The Tridiminished Icosahedron
The tridiminished icosahedron is one of the Johnson solids. It is bounded by 5 regular triangles and 3 regular pentagons. It may be constructed by removing 3 vertices from the regular icosahedron such that 3 pentagonal faces are formed. It is the 63rd polyhedron in Norman Johnson's list, and thus bears the label J63.
There are three different kinds of triangular faces: the top triangle, which is surrounded by three pentagonal faces; the bottom triangle, which is surrounded by three triangular faces; and three lateral triangles surrounding the bottom triangle.
Due to the non-equivalence of its vertices, the tridiminished icosahedron only has a single axis of symmetry: a 3-fold symmetry around the line passing through the top and bottom triangles.
In order to be able to identify the tridiminished icosahedron in various projections of 4D objects, it is useful to know how it appears from various viewpoints.

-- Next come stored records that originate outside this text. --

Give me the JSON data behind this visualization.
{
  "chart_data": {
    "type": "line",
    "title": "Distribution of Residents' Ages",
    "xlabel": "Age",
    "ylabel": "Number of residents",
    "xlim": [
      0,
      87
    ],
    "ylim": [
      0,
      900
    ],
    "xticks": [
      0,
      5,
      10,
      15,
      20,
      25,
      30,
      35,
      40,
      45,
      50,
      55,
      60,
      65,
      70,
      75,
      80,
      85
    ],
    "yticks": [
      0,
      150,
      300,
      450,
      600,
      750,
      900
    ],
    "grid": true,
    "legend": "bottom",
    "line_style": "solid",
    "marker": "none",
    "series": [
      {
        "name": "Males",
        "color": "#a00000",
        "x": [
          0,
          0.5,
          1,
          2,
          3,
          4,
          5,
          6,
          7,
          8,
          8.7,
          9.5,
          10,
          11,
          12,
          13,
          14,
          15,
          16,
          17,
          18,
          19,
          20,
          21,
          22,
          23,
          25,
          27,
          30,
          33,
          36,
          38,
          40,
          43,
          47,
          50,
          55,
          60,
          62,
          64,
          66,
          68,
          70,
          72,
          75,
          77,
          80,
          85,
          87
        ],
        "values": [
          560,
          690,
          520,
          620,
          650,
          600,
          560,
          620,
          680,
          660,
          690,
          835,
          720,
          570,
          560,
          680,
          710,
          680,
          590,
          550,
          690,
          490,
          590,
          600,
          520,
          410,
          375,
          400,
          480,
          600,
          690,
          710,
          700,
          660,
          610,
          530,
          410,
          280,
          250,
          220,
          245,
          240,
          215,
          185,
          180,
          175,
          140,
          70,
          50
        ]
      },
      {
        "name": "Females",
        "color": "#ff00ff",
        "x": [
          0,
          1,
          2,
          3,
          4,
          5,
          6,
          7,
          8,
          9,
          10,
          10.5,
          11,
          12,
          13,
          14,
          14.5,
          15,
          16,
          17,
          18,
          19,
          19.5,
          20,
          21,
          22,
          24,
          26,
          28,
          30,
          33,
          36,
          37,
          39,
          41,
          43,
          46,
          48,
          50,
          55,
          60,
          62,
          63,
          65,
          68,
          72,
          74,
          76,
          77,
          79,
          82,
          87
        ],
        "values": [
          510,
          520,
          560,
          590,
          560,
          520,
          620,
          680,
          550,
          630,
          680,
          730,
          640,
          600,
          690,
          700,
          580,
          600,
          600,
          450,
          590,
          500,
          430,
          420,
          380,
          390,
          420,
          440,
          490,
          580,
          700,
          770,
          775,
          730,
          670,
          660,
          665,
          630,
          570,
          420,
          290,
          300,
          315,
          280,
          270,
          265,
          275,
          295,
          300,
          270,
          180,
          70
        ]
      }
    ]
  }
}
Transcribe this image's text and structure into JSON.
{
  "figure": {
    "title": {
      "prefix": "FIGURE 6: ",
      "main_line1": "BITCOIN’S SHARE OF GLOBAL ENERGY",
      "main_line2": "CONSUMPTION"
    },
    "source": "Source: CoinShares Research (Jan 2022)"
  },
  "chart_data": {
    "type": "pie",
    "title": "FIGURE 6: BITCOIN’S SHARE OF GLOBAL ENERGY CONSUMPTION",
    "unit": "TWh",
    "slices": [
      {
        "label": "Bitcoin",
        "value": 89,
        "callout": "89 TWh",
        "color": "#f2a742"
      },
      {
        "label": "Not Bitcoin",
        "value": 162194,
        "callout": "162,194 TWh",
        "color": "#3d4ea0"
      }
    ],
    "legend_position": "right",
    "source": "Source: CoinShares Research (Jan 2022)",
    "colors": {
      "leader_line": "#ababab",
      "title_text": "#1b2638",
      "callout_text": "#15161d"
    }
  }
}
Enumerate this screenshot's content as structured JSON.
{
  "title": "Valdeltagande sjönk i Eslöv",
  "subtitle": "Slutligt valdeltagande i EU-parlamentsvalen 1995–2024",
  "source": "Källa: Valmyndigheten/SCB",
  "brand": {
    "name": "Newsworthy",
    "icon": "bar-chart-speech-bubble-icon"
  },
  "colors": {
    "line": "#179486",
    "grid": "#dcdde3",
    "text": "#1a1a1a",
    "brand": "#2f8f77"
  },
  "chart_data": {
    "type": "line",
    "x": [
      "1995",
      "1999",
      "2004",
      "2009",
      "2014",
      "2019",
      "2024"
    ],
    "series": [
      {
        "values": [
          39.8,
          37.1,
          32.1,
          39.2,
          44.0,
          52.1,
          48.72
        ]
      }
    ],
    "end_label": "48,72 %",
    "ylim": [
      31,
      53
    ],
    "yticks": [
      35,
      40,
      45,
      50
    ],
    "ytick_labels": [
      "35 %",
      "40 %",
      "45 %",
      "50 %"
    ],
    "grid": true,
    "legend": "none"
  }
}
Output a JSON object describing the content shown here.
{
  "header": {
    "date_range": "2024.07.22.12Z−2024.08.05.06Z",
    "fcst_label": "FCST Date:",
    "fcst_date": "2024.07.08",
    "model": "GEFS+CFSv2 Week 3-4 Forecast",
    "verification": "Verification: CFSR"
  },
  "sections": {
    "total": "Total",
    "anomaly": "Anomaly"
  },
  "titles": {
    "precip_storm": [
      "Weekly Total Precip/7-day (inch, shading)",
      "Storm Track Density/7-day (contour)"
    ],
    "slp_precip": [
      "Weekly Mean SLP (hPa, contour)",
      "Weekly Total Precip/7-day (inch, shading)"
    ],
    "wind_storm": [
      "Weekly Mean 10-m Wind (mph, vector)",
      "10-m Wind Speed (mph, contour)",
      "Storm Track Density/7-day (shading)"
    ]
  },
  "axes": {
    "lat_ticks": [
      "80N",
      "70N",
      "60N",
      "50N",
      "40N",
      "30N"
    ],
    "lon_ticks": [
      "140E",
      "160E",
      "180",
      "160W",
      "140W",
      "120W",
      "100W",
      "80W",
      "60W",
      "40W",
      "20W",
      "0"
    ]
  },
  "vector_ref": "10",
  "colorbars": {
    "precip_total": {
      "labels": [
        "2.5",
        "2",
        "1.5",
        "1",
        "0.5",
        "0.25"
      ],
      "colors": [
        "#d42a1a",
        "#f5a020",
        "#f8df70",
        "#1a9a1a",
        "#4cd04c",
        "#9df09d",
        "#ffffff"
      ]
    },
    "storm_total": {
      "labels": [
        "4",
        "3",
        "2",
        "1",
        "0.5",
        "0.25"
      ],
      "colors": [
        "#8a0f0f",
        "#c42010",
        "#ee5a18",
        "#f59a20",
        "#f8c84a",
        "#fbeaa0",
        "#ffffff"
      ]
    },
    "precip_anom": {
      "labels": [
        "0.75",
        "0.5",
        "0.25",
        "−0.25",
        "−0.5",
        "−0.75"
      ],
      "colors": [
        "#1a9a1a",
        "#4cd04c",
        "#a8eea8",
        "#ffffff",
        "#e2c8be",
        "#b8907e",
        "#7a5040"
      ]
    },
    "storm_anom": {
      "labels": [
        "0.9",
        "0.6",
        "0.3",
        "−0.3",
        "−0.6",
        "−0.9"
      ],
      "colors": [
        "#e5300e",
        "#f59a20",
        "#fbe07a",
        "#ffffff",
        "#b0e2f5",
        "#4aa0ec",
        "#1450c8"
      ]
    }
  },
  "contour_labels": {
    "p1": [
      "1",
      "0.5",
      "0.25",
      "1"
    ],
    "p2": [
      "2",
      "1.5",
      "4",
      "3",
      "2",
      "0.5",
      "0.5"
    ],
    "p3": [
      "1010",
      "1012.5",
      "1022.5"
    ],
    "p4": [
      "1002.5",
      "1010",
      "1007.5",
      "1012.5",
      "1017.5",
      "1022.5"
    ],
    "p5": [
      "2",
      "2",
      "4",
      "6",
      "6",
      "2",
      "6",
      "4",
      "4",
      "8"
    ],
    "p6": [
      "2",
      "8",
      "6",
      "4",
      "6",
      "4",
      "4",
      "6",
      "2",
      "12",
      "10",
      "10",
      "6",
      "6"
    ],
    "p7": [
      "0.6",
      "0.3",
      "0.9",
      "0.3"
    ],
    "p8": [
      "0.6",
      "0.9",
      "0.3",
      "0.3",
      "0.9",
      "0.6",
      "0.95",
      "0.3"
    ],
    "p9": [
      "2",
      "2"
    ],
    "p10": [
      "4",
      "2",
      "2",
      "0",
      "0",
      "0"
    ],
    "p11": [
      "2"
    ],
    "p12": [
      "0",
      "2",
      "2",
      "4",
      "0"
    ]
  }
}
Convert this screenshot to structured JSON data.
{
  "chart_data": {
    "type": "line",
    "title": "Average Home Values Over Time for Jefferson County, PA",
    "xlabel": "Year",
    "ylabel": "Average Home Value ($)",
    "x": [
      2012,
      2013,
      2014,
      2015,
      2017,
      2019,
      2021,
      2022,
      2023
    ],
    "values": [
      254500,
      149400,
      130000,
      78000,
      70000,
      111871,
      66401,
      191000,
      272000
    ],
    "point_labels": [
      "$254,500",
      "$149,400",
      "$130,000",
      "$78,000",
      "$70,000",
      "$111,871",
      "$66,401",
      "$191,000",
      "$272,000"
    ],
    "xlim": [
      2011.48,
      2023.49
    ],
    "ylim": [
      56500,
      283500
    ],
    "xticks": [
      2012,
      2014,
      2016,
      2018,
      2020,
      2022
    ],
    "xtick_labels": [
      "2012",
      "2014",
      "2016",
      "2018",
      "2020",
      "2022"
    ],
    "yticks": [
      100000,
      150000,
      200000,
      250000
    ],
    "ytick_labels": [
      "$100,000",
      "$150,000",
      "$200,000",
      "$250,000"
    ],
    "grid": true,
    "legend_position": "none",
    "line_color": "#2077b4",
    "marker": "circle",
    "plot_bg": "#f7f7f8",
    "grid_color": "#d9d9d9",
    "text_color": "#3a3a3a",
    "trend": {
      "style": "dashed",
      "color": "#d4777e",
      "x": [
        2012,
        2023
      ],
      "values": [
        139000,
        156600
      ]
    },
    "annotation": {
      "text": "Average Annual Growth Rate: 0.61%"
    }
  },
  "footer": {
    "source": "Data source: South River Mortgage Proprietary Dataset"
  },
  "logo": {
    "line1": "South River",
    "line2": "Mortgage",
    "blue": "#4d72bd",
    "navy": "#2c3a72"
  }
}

The following are some of the viewpoints that are commonly encountered:
Projection parallel to an edge of the top triangle. This projection has the most number of coincident faces: two pentagonal faces project to the pentagonal area, the third pentagonal face to the upper left edge; the top triangle to the upper right edge; the bottom triangle to the lower left edge; two lateral triangles to the triangular area; the third lateral triangle to the bottom edge.
Projection centered on top and bottom triangles. This is the most symmetric projection of the tridiminished icosahedron.
Projection centered on vertex surrounded by two pentagons and a lateral triangle.
Projection centered on the edge between a pentagon and a lateral triangle. The bottom left edge of the projection envelope is the image of a pentagonal face.
Projection centered on a lateral triangle.
Projection centered on a pentagonal face.
The Cartesian coordinates of the tridiminished icosahedron are:
- (0, 1, φ)
- (0, ±1, −φ)
- ( 1, φ, 0)
- (±1, −φ, 0)
- ( φ, 0, 1)
- (−φ, 0, ±1)
where φ=(1+√5)/2 is the Golden Ratio.
These coordinates are obtained by deleting 3 vertices from the regular icosahedron such that 3 pentagonal faces are formed.